I finally got around to trying to preserve some tomatoes last night, although I'm not sure how well it's worked out. I followed a recipe I found for tomato chutney, but the result is not like any chutney I've ever had!
I basically just boiled nearly 2kg of tomatoes with some onion to release the juice and then added salt, sugar, vinegar and some spices. The recipe said to simmer gently until thick, but the chutney I've ended up with is quite runny, so I'm wondering if I didn't simmer it for long enough. It tastes quite nice, although the vinegar flavour is very strong. The recipe said that it should be left for three to five weeks to mature, so I'm hoping that it will taste less acidic after this time. I did wonder if the tomatoes were a bit too watery, or perhaps it's a little late in the season. Oh well, we'll see what it's like in a few weeks time!

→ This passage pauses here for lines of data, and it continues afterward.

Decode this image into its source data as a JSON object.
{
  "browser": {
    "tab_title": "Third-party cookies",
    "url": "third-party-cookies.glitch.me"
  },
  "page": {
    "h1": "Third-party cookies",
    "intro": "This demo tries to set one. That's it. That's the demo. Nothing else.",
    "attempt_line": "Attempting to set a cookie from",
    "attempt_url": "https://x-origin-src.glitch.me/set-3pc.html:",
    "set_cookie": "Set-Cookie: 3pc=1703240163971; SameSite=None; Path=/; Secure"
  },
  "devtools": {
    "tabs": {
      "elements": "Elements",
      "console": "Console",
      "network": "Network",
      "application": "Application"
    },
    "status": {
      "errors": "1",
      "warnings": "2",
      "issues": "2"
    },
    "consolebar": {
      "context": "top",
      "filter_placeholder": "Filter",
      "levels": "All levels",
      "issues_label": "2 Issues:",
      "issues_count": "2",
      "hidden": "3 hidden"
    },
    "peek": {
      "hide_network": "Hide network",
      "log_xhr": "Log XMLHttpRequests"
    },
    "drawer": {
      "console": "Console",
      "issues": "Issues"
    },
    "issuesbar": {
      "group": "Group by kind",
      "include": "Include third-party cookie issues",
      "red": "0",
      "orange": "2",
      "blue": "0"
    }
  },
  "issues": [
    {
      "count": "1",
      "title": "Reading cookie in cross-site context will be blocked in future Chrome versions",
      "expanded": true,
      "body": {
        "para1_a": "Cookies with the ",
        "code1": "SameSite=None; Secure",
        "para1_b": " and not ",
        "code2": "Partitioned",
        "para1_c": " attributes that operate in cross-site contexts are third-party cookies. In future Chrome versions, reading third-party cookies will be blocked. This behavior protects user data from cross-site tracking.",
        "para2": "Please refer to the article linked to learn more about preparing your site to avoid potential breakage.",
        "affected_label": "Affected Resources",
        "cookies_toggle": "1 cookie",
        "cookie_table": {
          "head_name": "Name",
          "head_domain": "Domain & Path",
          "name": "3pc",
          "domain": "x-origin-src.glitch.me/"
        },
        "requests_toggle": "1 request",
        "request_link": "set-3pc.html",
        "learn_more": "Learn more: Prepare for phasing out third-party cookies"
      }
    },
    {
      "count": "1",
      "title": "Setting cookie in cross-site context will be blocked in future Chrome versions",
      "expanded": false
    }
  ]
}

In the mean time, I might see if I can find some other interesting preserves to try out.
1 comment:
Quick tip: slice the tomatos the day before and layer them with salt. That causes much of the water to be released, which can be drained off the next day.
Tomato chutney is very similar to chow chow, a Canadian staple. I used to makes the stuff with tomatos from the garden, which always come in gross over-abundance in August & September.
The hardest part of preserves is the space it takes to run the preserves assembly line. The wee kitchens in the wee flats in Edinburgh really aren't up to the task. Well tried!